A GP has revealed she managed to beat coronavirus by self-medicating with paracetamol and drinking lots of chicken soup and lemonade.
Doctor Clare Gerada, former head of the Royal College of GPs, revealed that Covid-19 left her bed-ridden for days when she returned to the UK from a conference in New York.
Her symptoms included a fever, sore throat, dizziness, aches in her joints, severe headache and a persistent cough, which caused chest pains.
Clare, who is 60, said she has now recovered from the illness.
She explained, writing in GP publication Pulse, that she was "so sapped of energy" but didn't need "heroic medicines or interventions".
Clare wrote: "Despite now being on the 'other side' of youth, I have no underlying health conditions and two paracetamol three times a day and lemonade was all I needed.
"I had God's penicillin, chicken soup, which seemed to have a miraculous effect of bringing back my appetite.
"My husband practised social distancing.
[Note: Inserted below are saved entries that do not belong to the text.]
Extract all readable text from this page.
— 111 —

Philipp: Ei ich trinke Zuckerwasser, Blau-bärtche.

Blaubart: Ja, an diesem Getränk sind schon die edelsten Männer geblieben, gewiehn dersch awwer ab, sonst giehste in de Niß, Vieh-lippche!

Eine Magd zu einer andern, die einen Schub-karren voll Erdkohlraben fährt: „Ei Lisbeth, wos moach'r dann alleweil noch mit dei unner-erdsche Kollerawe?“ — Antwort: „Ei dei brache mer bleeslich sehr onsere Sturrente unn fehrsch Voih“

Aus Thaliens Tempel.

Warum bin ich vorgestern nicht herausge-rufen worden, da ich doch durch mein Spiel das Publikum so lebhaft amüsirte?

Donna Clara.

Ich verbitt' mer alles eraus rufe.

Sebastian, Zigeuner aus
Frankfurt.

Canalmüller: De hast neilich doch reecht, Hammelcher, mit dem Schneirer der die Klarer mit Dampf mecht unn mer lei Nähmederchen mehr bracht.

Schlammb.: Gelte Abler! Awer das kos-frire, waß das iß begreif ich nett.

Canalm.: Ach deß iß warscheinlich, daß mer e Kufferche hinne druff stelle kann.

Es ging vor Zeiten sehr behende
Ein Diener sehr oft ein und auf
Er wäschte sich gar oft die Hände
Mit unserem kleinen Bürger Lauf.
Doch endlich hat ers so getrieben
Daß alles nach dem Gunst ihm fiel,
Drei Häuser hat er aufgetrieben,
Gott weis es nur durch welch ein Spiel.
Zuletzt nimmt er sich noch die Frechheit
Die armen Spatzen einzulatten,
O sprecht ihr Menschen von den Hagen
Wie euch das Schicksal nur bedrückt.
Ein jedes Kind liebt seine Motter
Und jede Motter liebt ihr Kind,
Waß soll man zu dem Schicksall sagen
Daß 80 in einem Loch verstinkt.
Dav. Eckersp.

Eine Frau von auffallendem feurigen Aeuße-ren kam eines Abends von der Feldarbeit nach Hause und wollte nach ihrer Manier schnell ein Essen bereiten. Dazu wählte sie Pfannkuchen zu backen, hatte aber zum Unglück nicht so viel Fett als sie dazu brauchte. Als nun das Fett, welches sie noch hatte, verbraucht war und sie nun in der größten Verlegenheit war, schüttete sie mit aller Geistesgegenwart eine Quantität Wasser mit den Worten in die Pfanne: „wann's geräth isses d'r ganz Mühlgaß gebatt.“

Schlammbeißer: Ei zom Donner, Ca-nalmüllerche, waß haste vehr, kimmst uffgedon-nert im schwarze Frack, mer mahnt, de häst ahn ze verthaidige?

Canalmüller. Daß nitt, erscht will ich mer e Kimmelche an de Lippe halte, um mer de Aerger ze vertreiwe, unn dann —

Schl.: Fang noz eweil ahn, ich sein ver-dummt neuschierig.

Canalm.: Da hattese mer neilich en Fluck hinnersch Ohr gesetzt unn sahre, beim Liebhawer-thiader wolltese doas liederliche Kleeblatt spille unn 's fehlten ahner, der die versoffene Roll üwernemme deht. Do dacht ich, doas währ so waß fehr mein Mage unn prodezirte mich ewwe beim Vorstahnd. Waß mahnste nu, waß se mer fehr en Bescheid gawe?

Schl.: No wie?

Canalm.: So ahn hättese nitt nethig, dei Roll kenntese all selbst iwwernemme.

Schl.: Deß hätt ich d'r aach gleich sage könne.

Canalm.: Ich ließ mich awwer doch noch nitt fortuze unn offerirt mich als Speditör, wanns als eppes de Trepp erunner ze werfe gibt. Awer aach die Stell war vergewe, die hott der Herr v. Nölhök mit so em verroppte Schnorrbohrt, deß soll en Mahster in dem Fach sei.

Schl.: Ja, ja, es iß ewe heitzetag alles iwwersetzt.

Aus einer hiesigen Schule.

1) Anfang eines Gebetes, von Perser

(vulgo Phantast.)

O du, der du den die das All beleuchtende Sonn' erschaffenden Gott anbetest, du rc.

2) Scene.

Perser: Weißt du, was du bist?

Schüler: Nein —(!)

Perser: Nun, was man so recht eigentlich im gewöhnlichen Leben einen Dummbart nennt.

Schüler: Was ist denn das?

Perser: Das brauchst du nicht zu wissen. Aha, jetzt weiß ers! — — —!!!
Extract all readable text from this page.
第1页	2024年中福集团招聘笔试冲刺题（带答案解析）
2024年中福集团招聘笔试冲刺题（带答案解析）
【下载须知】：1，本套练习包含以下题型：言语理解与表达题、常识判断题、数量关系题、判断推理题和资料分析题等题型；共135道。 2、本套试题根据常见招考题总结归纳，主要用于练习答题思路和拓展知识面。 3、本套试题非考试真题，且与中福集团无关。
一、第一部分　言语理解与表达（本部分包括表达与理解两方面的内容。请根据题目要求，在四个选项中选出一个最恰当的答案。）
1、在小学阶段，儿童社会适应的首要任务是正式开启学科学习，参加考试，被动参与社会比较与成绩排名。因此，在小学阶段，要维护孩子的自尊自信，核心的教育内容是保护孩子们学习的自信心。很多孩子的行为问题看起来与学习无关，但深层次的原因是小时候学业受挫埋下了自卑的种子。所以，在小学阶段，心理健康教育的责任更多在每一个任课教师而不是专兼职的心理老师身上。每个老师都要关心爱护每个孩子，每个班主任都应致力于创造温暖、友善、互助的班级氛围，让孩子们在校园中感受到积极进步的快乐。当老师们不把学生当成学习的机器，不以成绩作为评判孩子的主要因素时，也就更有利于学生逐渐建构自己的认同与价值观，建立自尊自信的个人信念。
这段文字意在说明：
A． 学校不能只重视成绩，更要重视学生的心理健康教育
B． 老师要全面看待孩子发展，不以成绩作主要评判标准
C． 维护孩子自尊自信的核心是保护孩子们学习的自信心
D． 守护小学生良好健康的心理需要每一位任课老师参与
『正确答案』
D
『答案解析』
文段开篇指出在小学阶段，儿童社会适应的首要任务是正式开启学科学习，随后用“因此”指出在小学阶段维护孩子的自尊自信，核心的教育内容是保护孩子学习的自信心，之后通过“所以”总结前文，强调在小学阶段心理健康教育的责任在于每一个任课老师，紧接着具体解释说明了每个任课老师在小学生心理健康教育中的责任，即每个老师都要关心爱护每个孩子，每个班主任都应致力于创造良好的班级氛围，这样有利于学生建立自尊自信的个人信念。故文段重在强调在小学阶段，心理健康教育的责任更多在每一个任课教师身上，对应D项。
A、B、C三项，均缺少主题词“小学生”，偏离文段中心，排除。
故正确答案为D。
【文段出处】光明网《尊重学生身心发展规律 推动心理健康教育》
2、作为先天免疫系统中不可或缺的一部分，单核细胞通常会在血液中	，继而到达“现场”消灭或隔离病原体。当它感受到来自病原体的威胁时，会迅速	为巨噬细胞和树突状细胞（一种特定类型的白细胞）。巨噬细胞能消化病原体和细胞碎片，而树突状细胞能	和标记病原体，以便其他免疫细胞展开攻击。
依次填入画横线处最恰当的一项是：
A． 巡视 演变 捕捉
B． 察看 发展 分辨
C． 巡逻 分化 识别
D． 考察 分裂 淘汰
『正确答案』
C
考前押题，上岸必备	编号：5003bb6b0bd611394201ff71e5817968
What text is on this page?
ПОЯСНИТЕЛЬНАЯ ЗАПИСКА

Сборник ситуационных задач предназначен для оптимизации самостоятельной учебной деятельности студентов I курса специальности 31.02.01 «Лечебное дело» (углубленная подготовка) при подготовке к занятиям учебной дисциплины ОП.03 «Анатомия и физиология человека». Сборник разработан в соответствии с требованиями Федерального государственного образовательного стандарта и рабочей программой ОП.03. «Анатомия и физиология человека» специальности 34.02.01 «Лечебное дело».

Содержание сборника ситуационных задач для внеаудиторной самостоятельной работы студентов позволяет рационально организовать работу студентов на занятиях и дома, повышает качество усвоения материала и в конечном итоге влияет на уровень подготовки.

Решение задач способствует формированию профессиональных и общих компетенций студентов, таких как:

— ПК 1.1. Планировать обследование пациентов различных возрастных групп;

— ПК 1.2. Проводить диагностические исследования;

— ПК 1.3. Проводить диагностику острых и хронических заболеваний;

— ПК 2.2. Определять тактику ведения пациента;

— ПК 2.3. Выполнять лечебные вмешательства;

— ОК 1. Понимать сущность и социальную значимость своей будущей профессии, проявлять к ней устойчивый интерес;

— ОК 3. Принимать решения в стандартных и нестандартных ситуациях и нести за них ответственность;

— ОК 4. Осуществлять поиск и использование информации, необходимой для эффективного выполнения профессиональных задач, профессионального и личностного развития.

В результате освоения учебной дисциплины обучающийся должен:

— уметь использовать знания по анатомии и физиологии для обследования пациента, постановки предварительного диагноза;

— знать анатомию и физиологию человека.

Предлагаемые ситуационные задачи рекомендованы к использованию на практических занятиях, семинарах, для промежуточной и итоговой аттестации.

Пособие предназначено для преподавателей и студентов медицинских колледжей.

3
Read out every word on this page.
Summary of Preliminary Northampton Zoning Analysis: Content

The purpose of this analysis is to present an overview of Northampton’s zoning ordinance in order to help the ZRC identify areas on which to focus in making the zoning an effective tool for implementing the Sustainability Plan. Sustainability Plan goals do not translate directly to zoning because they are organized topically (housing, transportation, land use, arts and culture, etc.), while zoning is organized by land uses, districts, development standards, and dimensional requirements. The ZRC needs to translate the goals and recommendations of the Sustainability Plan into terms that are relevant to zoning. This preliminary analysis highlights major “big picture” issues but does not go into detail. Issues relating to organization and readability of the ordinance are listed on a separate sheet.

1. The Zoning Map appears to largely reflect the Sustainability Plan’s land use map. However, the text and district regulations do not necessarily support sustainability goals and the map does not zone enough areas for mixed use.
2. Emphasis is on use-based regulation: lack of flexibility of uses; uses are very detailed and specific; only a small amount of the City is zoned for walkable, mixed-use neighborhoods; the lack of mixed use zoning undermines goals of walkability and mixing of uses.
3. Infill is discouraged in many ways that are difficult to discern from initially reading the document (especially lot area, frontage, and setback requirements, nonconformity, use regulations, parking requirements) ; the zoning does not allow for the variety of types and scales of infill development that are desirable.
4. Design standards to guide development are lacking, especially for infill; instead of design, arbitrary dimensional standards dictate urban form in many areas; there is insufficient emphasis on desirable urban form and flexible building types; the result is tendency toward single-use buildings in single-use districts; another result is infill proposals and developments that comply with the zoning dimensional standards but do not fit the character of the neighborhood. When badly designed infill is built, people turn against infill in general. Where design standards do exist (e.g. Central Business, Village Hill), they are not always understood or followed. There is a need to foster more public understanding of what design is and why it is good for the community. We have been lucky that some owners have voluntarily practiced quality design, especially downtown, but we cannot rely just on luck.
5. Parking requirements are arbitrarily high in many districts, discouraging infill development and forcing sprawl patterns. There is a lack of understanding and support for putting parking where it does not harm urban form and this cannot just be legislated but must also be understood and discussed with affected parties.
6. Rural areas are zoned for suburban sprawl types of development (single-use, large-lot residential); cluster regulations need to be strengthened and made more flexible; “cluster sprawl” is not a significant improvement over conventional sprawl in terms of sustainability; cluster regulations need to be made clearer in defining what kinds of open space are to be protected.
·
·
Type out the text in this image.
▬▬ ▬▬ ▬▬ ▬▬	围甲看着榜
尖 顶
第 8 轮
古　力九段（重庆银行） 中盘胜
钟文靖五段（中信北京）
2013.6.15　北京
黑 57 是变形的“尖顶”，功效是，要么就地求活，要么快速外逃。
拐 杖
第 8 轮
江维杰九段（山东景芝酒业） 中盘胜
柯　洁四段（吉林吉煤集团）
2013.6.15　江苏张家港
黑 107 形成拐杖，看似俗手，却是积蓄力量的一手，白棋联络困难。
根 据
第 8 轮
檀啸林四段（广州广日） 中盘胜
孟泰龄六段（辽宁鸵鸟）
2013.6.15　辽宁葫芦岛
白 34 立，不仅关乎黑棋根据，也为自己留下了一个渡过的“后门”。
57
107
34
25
We communicated via mobile phone and he wore the only protection he had for his face - a Chelsea football scarf."
Older people are known to be at a heightened risk in the coronavirus crisis, along with those who are pregnant and people with underlying health conditions.
Two paracetamol three times a day and lemonade was all I needed.
More than a million Brits are now being told to cocoon themselves inside their homes in the fight against the outbreak.
Addressing the media at Downing Street yesterday (Monday, March 16) afternoon, Prime Minister Boris Johnson outlined strict new guidelines from the Government calling for everyone to cease all non-essential travel and curb contact with each other.
The PM urged all Brits, around 66.4million, to stay away from pubs, nightclubs, theatres and cinemas for the forseeable future, while those able to work from home should do so.
Boris also called for the 20million people in the UK considered to be the most vulnerable, such as pregnant women, those with underlying health conditions and the over-70s, to try to stay in their homes and completely avoid crowded areas.
People living with illnesses like cancer, of whom there are an estimated 1.4million in Britain, have to completely quarantine themselves in their homes and have food and other essential supplies delivered for around 12 weeks, effectively shielding them from social contact - and potential exposure to coronavirus.